While they keep their cards close to their chests on the question of expansion, it's not hard to imagine that we will see more carefully crafted stories and more of those quirky signs in restaurants elsewhere soon.

Shamil Thakrar on…

… managing queues "I think we were spectacularly bad at that when we first started generating queues. They weren't very well managed for a while, but now we have decided to welcome you into the Dishoom experience the moment you get to the back of the queue. Someone will come and ask you how you are and tell you how long you will have to wait, and we will serve you either a sherry or a chai in the queue while you wait."

… disruptive influences, like Deliveroo and Uber Eats

"Innovation is going to happen and it has to change the way we do things. But just as the advent of VHS, then DVDs and then the online distribution of film hasn't done anything to cinemas, I think people will still want to go out and have a collective experience with other people eating food, even if other people may like to use a takeaway app. We don't use one at Dishoom - it's just not the same as being here."

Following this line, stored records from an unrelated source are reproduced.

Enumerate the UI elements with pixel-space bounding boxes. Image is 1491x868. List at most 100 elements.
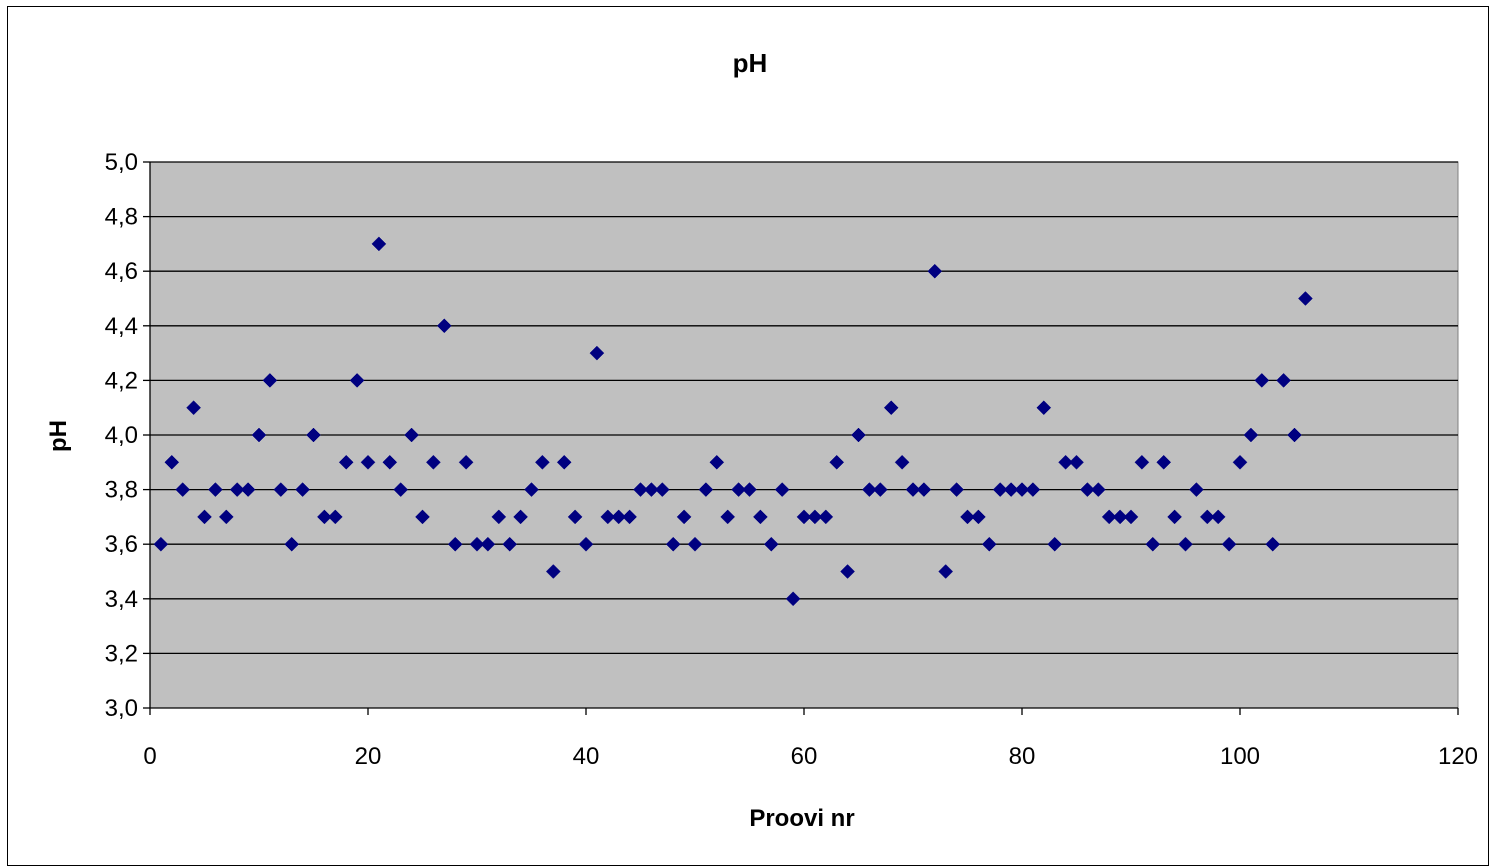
data-point [1090, 482, 1106, 497]
data-point [197, 509, 212, 525]
data-point [589, 345, 605, 361]
data-point [1069, 454, 1084, 470]
x-tick-label: 40 [573, 743, 600, 770]
data-point [927, 263, 943, 279]
data-point [1178, 536, 1193, 552]
y-axis-title: pH [45, 420, 72, 452]
data-point [1265, 536, 1281, 552]
x-tick-label: 80 [1009, 743, 1036, 770]
data-point [556, 454, 572, 470]
y-tick-label: 4,0 [105, 422, 138, 449]
data-point [284, 536, 300, 552]
data-point [1101, 509, 1117, 525]
data-point [229, 482, 245, 497]
data-point [829, 454, 845, 470]
data-point [1199, 509, 1215, 525]
data-point [349, 373, 365, 388]
data-point [1003, 482, 1019, 497]
y-tick-label: 4,4 [105, 313, 138, 340]
data-point [622, 509, 637, 525]
data-point [763, 536, 779, 552]
data-point [851, 427, 866, 443]
data-point [981, 536, 997, 552]
data-point [208, 482, 223, 497]
data-point [894, 454, 910, 470]
data-point [1134, 454, 1150, 470]
x-tick-label: 120 [1438, 743, 1478, 770]
y-tick-label: 4,6 [105, 258, 138, 285]
data-point [611, 509, 627, 525]
data-point [1047, 536, 1063, 552]
data-point [687, 536, 703, 552]
data-point [513, 509, 528, 525]
data-point [731, 482, 746, 497]
data-point [262, 373, 278, 388]
y-tick-label: 3,0 [105, 695, 138, 722]
data-point [240, 482, 256, 497]
y-tick-label: 3,4 [105, 586, 138, 613]
data-point [578, 536, 594, 552]
data-point [338, 454, 354, 470]
data-point [175, 482, 191, 497]
data-point [360, 454, 376, 470]
data-point [1058, 454, 1073, 470]
data-point [883, 400, 899, 416]
data-point [436, 318, 452, 334]
data-point [1145, 536, 1161, 552]
data-point [447, 536, 463, 552]
data-point [415, 509, 430, 525]
data-point [872, 482, 888, 497]
data-point [785, 591, 801, 607]
x-axis-title: Proovi nr [749, 805, 854, 832]
x-tick-label: 60 [791, 743, 818, 770]
data-point [1298, 291, 1313, 306]
axes [143, 161, 1459, 715]
data-point [1189, 482, 1204, 497]
data-point [665, 536, 681, 552]
data-point [1232, 454, 1248, 470]
y-tick-labels: 3,0 3,2 3,4 3,6 3,8 4,0 4,2 4,4 4,6 4,8 5,0 [105, 149, 138, 722]
data-point [371, 236, 387, 252]
data-point [545, 564, 561, 579]
data-point [774, 482, 790, 497]
data-point [971, 509, 986, 525]
data-point [317, 509, 332, 525]
data-point [404, 427, 419, 443]
data-point [654, 482, 670, 497]
data-point [1287, 427, 1302, 443]
data-point [720, 509, 736, 525]
data-point [393, 482, 409, 497]
data-point [273, 482, 289, 497]
data-point [1276, 373, 1291, 388]
data-point [295, 482, 310, 497]
data-point [960, 509, 975, 525]
data-point [938, 564, 954, 579]
gridlines [150, 161, 1458, 655]
data-points [153, 236, 1313, 607]
data-point [949, 482, 964, 497]
y-tick-label: 4,8 [105, 204, 138, 231]
data-point [1167, 509, 1182, 525]
data-point [1014, 482, 1030, 497]
data-point [426, 454, 441, 470]
data-point [164, 454, 180, 470]
data-point [1156, 454, 1172, 470]
data-point [633, 482, 648, 497]
data-point [992, 482, 1008, 497]
data-point [1036, 400, 1052, 416]
data-point [676, 509, 692, 525]
data-point [186, 400, 201, 416]
data-point [458, 454, 474, 470]
data-point [567, 509, 583, 525]
data-point [524, 482, 539, 497]
data-point [1254, 373, 1270, 388]
data-point [698, 482, 714, 497]
x-tick-label: 0 [143, 743, 156, 770]
data-point [480, 536, 496, 552]
data-point [818, 509, 834, 525]
data-point [1243, 427, 1259, 443]
data-point [469, 536, 485, 552]
data-point [862, 482, 877, 497]
data-point [840, 564, 855, 579]
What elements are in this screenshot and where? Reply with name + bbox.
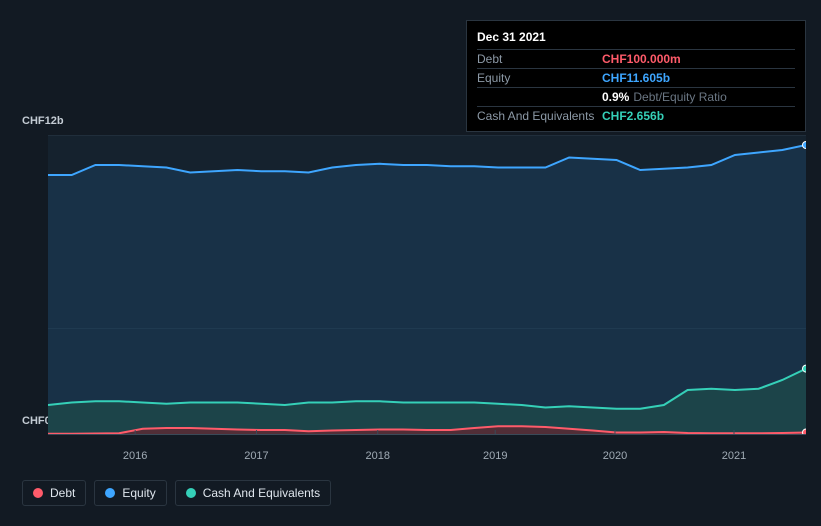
x-tick-label: 2017 bbox=[244, 450, 268, 462]
chart-tooltip: Dec 31 2021 DebtCHF100.000mEquityCHF11.6… bbox=[466, 20, 806, 132]
chart: CHF12b CHF0 2016 2017 2018 2019 2020 2021 bbox=[0, 115, 821, 473]
legend-swatch bbox=[186, 488, 196, 498]
tooltip-row-value: CHF11.605b bbox=[602, 71, 670, 85]
tooltip-row: 0.9%Debt/Equity Ratio bbox=[477, 87, 795, 106]
tooltip-row: DebtCHF100.000m bbox=[477, 49, 795, 68]
x-tick-label: 2020 bbox=[603, 450, 627, 462]
tooltip-row: Cash And EquivalentsCHF2.656b bbox=[477, 106, 795, 125]
x-tick-label: 2021 bbox=[722, 450, 746, 462]
legend-label: Equity bbox=[122, 486, 155, 500]
tooltip-row: EquityCHF11.605b bbox=[477, 68, 795, 87]
tooltip-date: Dec 31 2021 bbox=[477, 27, 795, 49]
x-axis: 2016 2017 2018 2019 2020 2021 bbox=[48, 445, 806, 465]
legend-item-equity[interactable]: Equity bbox=[94, 480, 166, 506]
tooltip-row-value: CHF2.656b bbox=[602, 109, 664, 123]
tooltip-row-label bbox=[477, 90, 602, 104]
chart-plot[interactable] bbox=[48, 135, 806, 435]
legend-item-debt[interactable]: Debt bbox=[22, 480, 86, 506]
tooltip-row-value: 0.9%Debt/Equity Ratio bbox=[602, 90, 727, 104]
x-tick-label: 2016 bbox=[123, 450, 147, 462]
tooltip-row-label: Cash And Equivalents bbox=[477, 109, 602, 123]
legend-item-cash-and-equivalents[interactable]: Cash And Equivalents bbox=[175, 480, 331, 506]
y-axis-label-bottom: CHF0 bbox=[22, 415, 51, 427]
legend-label: Cash And Equivalents bbox=[203, 486, 320, 500]
tooltip-row-sublabel: Debt/Equity Ratio bbox=[633, 90, 726, 104]
legend-label: Debt bbox=[50, 486, 75, 500]
legend-swatch bbox=[105, 488, 115, 498]
y-axis-label-top: CHF12b bbox=[22, 115, 64, 127]
legend-swatch bbox=[33, 488, 43, 498]
tooltip-row-label: Debt bbox=[477, 52, 602, 66]
tooltip-row-value: CHF100.000m bbox=[602, 52, 681, 66]
x-tick-label: 2019 bbox=[483, 450, 507, 462]
tooltip-row-label: Equity bbox=[477, 71, 602, 85]
legend: Debt Equity Cash And Equivalents bbox=[22, 480, 331, 506]
x-tick-label: 2018 bbox=[365, 450, 389, 462]
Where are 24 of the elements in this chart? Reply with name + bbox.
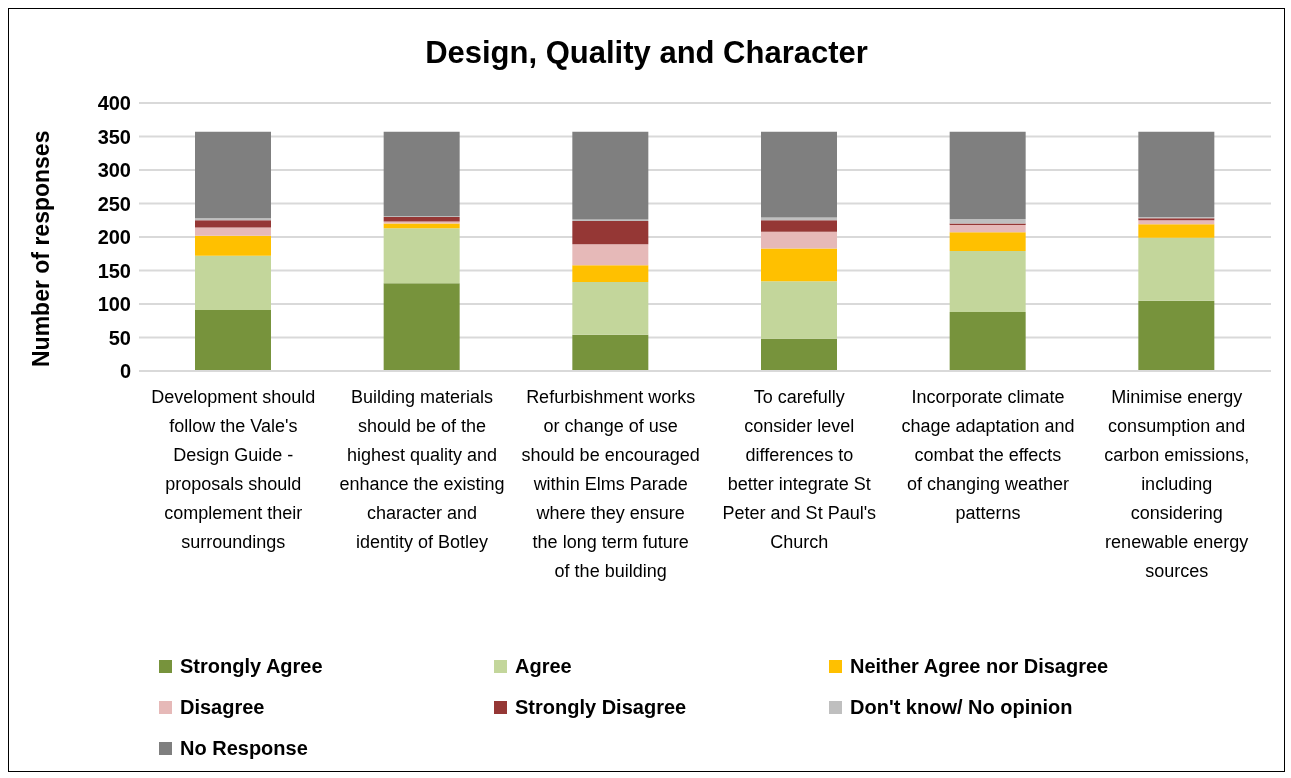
x-tick-label: Minimise energy consumption and carbon emissions, including considering renewable energy sources xyxy=(1104,387,1250,581)
y-tick-label: 350 xyxy=(97,125,131,148)
legend-label: Disagree xyxy=(180,696,265,719)
chart-title: Design, Quality and Character xyxy=(424,35,869,71)
y-axis-title: Number of responses xyxy=(28,130,55,367)
legend-label: Don't know/ No opinion xyxy=(850,696,1073,719)
y-tick-label: 200 xyxy=(97,226,131,249)
y-tick-label: 50 xyxy=(108,326,131,349)
x-tick-label: Refurbishment works or change of use should be encouraged within Elms Parade where they ensure the long term future of the building xyxy=(521,387,700,581)
x-tick-label: To carefully consider level differences to better integrate St Peter and St Paul's Church xyxy=(722,387,877,552)
y-tick-label: 100 xyxy=(97,293,131,316)
legend-label: Agree xyxy=(515,655,572,678)
y-tick-label: 0 xyxy=(119,360,131,383)
x-tick-label: Building materials should be of the highest quality and enhance the existing character and identity of Botley xyxy=(339,387,505,552)
x-tick-label: Incorporate climate chage adaptation and combat the effects of changing weather patterns xyxy=(901,387,1075,523)
y-tick-label: 150 xyxy=(97,259,131,282)
y-tick-label: 250 xyxy=(97,192,131,215)
x-tick-label: Development should follow the Vale's Design Guide - proposals should complement their surroundings xyxy=(151,387,316,552)
legend-label: Strongly Agree xyxy=(180,655,323,678)
y-tick-label: 300 xyxy=(97,159,131,182)
legend-label: Neither Agree nor Disagree xyxy=(850,655,1109,678)
legend-label: No Response xyxy=(180,737,308,760)
legend-label: Strongly Disagree xyxy=(515,696,687,719)
y-tick-label: 400 xyxy=(97,92,131,115)
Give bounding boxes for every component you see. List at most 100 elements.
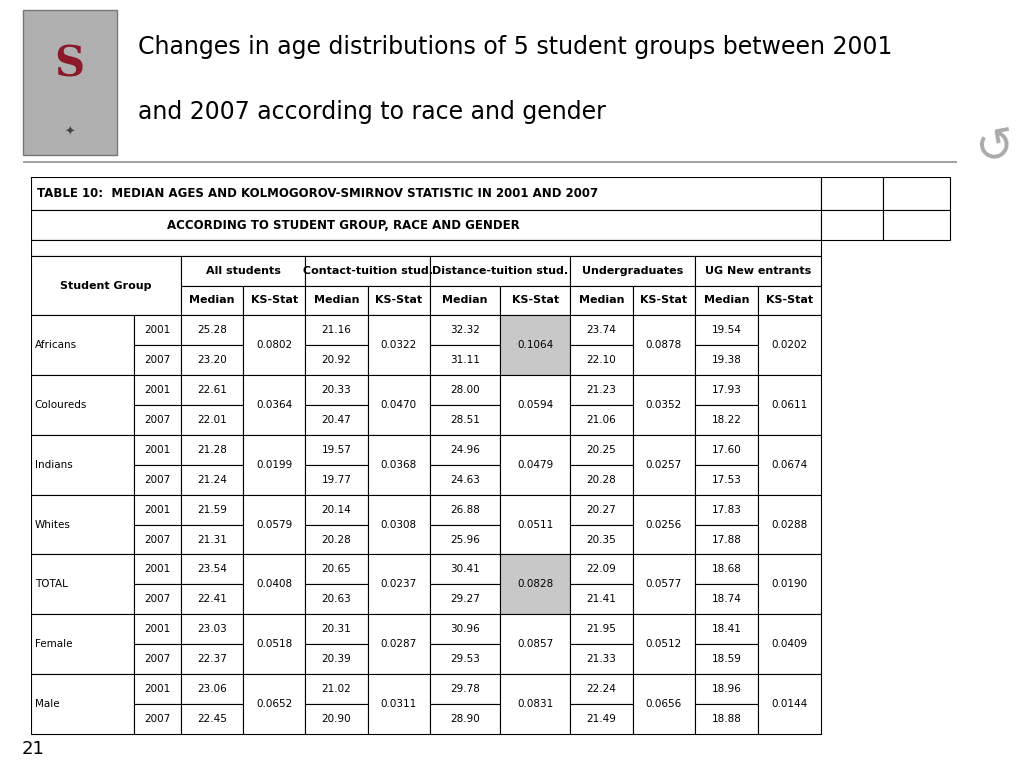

Dishoom's charity work When The Caterer interviews Kavi and Shamil Thakrar, it is the week of Raksha Bandhan (meaning "bond of protection") - a Hindu festival celebrating brotherhood and love, which sees sisters tie a rakhi (sacred thread) on their brother's wrist. Dishoom adopted the practice in its restaurants and pledged to donate £1 to the Seeds of Peace charity for every rakhi tied.

Seeds of Peace brings together young people from Israel and Palestine to foster understanding between the two groups. The group also has a relationship with

charity Magic Breakfast, which provides breakfasts to hungry and malnourished children in disadvantaged parts of the UK.